Splanchnic metabolism of nitrogenous nutrients and their uptake by the hind limb were studied in finishing lambs receiving ryegrass harvested at grazing stage with or without barley supplementation. Six multicatheterized lambs (40.2 +/- 1.5 kg) were fed with frozen ryegrass (RG) at 690 kJ of ME intake (MEI) x d(-1) x BW(-0.75) and 20.8 g of N intake (NI)/d successively without and with barley supplementation (RG + B), according to a crossover design. Barley supplementation represented 21% of DM intake and increased the MEI and the NI by 32 and 24% respectively, (P < 0.01). In the ruminal fluid, barley increased acetate and butyrate concentrations by 21.2 and 49.6%, respectively (P < 0.04), without any effect on the ammonia concentration. Consequently, the net portal appearance (NPA) of ammonia was not modified, but the NPA of total amino acids (TAA; +38%) and nonessential amino acids (NEAA; +45%) was increased (P < 0.05) by barley supplementation. Taken individually, the NPA of the essential amino acids (EAA) was increased for isoleucine (+32%; P < 0.05), threonine (+151%; P < 0.03), and lysine (+26%; P < 0.06), with no effect for the other EAA. In contrast to what was observed at the PDV level, no significant alteration in the net hepatic amino acid flux was observed for TAA, EAA, NEAA, branched-chain amino acids (BCAA), urea, and ammonia after barley supplementation, showing a relatively minor role of the liver in the regulation of the supply of amino acids to the peripheral tissues. However, taken individually, the net hepatic uptake of some NEAA involved in gluconeogenesis and/or ureagenesis was altered with barley supplementation: the alanine uptake was increased by 44% (P < 0.05), aspartate + asparagine (asx) uptake was decreased by 18% (P < 0.01), and glutamate + glutamine (glx) release tended (P < 0.10) to be increased by 208%. With barley supplementation, NI increased by 5 g of N/d, and net splanchnic release increased by 4.63 g of N/d. Consequently, the additional dietary N supply (together with energy supply) was nearly exclusively available to peripheral tissues as AA-N (N as amino acids), but no strong effect of this additional supply of AA to the hind limb could be demonstrated in terms of net AA hind limb fluxes. Consequently, barley supplementation of a ryegrass-based diet increased the net AA release by the splanchnic tissues, with little effect on the AA net uptake by the peripheral tissues.

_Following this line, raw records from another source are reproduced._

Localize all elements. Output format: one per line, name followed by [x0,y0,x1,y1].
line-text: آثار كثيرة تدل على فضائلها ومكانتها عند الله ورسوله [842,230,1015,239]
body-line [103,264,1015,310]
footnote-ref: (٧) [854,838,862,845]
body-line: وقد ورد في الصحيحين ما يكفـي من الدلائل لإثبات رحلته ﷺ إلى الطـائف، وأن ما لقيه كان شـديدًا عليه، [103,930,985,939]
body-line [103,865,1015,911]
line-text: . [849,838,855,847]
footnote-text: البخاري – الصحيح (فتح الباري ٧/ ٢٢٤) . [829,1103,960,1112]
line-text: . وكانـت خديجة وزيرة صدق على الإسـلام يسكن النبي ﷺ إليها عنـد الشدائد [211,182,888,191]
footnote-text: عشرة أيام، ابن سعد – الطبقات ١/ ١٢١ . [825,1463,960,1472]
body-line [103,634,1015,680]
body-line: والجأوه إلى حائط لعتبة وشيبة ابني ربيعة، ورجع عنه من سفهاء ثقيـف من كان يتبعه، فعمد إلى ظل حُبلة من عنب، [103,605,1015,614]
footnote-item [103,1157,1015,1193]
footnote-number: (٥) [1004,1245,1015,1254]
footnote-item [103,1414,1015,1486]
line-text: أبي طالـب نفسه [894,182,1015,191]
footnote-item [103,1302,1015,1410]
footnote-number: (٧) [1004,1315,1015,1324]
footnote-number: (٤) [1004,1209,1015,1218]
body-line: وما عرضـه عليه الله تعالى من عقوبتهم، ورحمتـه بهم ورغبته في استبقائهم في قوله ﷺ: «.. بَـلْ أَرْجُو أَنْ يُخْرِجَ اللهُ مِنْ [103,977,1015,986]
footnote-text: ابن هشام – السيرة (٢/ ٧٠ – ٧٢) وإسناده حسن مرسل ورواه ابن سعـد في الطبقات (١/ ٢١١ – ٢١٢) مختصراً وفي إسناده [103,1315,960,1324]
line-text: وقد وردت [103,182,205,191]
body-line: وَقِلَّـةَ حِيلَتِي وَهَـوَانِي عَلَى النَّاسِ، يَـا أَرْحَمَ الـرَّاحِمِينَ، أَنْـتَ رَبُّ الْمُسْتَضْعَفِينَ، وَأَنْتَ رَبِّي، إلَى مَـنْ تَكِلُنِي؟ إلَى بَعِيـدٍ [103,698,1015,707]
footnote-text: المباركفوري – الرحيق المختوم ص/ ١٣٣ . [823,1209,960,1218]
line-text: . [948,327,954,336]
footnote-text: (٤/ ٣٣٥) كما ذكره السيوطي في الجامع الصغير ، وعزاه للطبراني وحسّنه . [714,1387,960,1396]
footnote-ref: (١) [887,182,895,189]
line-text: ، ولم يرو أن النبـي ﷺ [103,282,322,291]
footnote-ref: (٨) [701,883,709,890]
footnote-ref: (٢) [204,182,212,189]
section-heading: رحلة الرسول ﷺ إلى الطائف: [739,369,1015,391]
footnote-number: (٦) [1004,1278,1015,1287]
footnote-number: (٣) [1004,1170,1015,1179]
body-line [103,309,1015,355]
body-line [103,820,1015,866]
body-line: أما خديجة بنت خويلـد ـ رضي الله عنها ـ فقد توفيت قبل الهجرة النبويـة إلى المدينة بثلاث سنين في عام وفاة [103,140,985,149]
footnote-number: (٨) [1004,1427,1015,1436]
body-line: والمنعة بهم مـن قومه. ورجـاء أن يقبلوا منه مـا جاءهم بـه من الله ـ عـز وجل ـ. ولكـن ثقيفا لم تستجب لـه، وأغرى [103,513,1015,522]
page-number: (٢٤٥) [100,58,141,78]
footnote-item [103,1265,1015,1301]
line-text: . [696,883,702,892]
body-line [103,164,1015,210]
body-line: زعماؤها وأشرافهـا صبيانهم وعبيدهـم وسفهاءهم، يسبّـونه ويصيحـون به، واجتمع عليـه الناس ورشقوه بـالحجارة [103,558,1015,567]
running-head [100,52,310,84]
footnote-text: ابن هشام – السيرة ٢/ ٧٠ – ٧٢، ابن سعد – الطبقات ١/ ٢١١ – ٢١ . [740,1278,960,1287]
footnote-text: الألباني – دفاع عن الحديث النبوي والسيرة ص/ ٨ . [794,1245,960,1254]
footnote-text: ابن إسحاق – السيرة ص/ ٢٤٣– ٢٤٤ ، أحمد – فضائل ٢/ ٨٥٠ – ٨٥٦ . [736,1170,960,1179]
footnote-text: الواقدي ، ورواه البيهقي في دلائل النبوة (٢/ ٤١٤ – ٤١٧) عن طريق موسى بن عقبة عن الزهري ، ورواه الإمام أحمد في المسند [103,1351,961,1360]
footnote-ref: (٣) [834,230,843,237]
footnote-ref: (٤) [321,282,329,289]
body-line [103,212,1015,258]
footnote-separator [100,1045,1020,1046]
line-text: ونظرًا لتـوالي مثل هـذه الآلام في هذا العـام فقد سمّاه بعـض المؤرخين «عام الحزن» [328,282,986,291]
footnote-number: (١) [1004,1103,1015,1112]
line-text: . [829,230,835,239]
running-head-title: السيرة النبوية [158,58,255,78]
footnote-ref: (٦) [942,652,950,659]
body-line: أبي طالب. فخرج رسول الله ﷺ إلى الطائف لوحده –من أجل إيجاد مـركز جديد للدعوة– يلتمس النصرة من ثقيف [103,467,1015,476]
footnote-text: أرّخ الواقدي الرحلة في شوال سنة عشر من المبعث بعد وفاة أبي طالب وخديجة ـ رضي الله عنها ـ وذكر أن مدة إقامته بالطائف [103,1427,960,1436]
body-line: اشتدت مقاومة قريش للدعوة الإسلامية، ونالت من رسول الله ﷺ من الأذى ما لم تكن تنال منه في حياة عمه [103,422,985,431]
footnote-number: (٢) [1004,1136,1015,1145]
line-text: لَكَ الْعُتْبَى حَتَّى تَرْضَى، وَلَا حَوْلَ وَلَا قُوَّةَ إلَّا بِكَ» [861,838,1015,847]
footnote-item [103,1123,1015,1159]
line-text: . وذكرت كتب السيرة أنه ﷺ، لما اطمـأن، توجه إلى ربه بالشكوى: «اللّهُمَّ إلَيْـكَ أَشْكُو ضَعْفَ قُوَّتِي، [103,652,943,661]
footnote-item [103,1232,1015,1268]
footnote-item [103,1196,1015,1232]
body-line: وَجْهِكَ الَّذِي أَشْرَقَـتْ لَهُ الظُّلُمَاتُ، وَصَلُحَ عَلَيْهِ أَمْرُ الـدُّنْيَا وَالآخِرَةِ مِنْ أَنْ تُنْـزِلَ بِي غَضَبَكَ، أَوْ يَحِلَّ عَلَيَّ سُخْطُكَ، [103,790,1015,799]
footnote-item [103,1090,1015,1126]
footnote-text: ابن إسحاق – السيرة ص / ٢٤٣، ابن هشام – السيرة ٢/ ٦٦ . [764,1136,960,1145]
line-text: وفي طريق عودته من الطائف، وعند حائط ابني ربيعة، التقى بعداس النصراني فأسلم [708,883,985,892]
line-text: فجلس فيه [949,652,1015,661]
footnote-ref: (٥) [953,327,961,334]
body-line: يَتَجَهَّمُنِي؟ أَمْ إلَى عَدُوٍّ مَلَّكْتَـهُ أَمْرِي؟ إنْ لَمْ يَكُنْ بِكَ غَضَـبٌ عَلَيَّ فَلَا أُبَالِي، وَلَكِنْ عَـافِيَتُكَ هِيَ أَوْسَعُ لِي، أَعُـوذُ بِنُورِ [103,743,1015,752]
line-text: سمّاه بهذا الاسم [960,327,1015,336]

Effect of feed intake on amino acid transfers across the ovine hindquarters.

Responses in variables of amino acid (AA) metabolism across peripheral tissues to feed intake were studied in six sheep (mean live weight 32 kg) prepared with arterio-venous catheters across the hindquarters. Four intakes (0.5, 1.0, 1.5 and 2.5 x maintenance energy) were offered over 2-week periods to each sheep in a Latin square design with two animals replicated. Animals were infused intravenously with a mixture of U-13C-labelled AA for 10 h and integrated blood samples withdrawn from the aorta and vena cava hourly between 5 and 9 h of infusion. Biopsy samples were also taken from skin and m. vastus lateralis. Data from both essential (histidine, isoleucine, leucine, lysine, phenylalanine, threonine) and nonessential (glycine, proline, serine, tyrosine) AA were modelled to give rates of inward and outward transport, protein synthesis and degradation, plus the fraction of total vascular inflow that exchanged with the hindquarter tissues. Rates of inward transport varied more than 10-fold between AA. For all essential AA (plus serine), inward transport increased with food intake (P<0.04). There were corresponding increases in AA efflux (P<0.05) from the tissues for threonine and the branched-chain AA. Protein synthesis rates estimated from the kinetics of these AA also increased with intake (P<0.02). Rates of inward transport greatly exceeded the amount of AA necessary to support protein retention, but were more similar to rates of protein synthesis. Nutritional or other strategies to enhance AA transport into peripheral tissues are unlikely to increase anabolic responses.